Tony the Indian and Big Lollipop got out of the car first, with shotguns under their coats, and they walked into the place. Tony the Indian looked out the door and waved. Kid Sally got out of the car and smoothed his jacket. He craned his neck and fixed his tie. He put a cigarette in his mouth and lit it slowly. He hadn’t felt this good in weeks. He knew that anybody looking through the door at him was looking at a real gangster. A big-league gangster. Kid Sally’s shoulders swung while he walked into the place.
Big Jelly did not go directly into the Dream Lounge. He went to a drugstore on the corner. A little dark-haired man with thick glasses was behind the counter. He knew who Big Jelly was.
“Hello, baby,” Big Jelly said. “How about a little something to step me up?”
“Like what,” the druggist said.
“Like a fistful of red birds,” Big Jelly said.

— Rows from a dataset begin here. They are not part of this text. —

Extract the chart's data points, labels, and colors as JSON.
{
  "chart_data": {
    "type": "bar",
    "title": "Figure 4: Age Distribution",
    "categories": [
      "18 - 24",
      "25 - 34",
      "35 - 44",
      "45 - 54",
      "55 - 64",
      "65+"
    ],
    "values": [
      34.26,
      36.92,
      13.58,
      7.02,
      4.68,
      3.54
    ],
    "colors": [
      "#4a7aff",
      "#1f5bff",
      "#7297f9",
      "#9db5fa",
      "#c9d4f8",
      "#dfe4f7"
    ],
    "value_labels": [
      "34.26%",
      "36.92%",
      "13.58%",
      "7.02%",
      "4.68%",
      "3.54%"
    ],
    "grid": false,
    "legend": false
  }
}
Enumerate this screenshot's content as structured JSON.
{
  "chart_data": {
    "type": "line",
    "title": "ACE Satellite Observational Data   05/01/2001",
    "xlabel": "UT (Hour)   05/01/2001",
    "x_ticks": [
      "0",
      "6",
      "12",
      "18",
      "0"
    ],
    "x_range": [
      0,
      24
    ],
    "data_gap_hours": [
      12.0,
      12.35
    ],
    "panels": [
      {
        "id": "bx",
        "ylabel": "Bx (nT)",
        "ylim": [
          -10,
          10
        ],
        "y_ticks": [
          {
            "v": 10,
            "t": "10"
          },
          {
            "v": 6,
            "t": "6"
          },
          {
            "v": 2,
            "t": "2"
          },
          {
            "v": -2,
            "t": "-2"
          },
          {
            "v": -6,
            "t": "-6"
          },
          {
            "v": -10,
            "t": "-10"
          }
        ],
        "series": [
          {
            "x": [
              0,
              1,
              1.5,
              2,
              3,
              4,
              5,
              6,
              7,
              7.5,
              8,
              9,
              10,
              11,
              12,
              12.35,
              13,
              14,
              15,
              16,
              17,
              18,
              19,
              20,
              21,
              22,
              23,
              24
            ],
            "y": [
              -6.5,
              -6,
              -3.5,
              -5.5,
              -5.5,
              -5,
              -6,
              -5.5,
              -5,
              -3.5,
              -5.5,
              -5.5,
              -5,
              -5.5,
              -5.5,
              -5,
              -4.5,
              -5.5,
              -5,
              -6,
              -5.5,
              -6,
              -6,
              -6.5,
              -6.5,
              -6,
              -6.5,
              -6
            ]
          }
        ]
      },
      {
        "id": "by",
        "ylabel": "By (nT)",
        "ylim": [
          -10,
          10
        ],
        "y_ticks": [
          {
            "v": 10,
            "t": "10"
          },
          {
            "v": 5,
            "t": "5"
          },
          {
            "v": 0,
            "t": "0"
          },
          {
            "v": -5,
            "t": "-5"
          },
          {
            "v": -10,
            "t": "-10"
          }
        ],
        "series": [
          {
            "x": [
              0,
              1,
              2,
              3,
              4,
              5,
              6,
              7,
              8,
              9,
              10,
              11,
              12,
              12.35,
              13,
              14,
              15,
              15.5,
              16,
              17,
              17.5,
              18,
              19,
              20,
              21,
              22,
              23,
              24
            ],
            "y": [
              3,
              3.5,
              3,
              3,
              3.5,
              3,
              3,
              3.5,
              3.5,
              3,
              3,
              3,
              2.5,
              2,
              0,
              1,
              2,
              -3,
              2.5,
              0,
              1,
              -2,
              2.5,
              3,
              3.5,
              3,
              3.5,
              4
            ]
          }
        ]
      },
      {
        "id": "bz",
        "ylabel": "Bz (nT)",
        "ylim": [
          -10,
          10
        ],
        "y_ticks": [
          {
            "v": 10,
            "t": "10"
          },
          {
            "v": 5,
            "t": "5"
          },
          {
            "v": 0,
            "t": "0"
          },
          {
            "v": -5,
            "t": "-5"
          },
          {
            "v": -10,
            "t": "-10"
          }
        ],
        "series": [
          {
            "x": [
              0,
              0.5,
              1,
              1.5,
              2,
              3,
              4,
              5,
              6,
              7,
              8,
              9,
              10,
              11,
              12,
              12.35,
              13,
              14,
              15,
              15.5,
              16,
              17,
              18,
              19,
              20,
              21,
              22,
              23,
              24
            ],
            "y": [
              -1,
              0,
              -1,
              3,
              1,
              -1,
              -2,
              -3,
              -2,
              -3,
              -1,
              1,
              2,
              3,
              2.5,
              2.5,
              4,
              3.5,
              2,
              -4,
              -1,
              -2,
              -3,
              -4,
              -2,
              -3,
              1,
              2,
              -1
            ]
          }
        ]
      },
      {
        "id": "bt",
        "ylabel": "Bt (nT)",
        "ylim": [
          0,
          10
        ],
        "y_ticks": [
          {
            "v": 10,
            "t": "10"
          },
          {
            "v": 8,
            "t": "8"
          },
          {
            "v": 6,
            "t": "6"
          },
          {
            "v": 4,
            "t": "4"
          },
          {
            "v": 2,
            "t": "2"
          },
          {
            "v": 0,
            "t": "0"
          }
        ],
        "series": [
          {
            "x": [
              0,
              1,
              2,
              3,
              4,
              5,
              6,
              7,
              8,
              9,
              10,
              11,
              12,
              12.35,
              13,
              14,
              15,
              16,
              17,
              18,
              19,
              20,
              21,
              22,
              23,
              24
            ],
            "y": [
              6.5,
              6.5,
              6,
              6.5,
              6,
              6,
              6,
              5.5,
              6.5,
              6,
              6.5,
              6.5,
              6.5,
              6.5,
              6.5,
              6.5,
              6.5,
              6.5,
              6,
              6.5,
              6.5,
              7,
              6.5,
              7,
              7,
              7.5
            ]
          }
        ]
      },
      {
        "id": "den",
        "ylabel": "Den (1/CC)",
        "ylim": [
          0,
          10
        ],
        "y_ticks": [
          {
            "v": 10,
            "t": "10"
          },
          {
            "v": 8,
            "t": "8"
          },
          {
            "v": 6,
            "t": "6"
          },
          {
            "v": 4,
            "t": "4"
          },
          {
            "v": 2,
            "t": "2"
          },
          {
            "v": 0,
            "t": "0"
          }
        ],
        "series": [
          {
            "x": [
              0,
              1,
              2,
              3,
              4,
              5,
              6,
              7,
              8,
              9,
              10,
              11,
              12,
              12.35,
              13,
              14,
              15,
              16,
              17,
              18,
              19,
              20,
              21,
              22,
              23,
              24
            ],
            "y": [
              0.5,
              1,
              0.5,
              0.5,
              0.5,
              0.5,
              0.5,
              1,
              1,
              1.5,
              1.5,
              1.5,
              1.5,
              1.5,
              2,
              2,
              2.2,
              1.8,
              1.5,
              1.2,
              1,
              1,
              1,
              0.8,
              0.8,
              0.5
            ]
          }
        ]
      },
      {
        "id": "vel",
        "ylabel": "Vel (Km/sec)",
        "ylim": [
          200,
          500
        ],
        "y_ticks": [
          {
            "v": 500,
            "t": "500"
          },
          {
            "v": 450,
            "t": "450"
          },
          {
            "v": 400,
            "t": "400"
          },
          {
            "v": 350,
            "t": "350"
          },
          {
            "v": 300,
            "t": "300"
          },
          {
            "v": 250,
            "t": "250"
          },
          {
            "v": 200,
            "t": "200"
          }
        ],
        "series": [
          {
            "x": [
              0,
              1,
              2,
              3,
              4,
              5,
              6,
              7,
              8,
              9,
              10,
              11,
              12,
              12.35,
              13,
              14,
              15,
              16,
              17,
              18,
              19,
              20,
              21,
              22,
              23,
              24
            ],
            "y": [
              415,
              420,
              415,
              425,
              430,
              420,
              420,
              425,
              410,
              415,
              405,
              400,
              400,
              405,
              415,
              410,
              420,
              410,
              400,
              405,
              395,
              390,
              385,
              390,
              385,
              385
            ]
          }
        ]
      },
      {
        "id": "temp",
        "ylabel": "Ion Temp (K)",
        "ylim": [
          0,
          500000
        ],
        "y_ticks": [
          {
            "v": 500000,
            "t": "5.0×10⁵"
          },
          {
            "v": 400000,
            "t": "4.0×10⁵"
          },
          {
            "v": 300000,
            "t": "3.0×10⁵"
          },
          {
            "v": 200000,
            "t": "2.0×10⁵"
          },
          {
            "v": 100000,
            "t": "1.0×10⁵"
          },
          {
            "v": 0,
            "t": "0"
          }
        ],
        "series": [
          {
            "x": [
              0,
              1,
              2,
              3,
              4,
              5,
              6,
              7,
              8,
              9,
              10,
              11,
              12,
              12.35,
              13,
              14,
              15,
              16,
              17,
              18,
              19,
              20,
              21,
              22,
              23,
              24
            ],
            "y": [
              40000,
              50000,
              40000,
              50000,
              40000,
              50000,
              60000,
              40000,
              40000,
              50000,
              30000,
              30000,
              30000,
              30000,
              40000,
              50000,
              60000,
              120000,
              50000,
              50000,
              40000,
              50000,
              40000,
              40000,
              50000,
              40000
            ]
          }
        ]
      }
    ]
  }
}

The druggist filled a small envelope with triangular-shaped red pills. He handed them to Big Jelly and then turned away to other business. He knew there was no sense in waiting to be paid even for an illegal prescription. Big Jelly ambled out and went down to the Dream Lounge. Inside, he blinked in the darkness and smoke. Tony the Indian and Big Lollipop were standing alongside the checkroom door, the shotguns bulging against their coats. They could see the street clearly. Kid Sally was on the other side of the bar. Big Jelly put two barstools together and heaved himself up on them. “One for each cheek, baby,” he said to the bartender. “Now give us two glasses of water, sweetheart.” Big Jelly spilled the red pills on the bar. He took three of them and swallowed them with water. Kid Sally blew smoke at the pills on the bar. He giggled and picked up three of the pills and shook them through his hand and into his mouth like peanuts.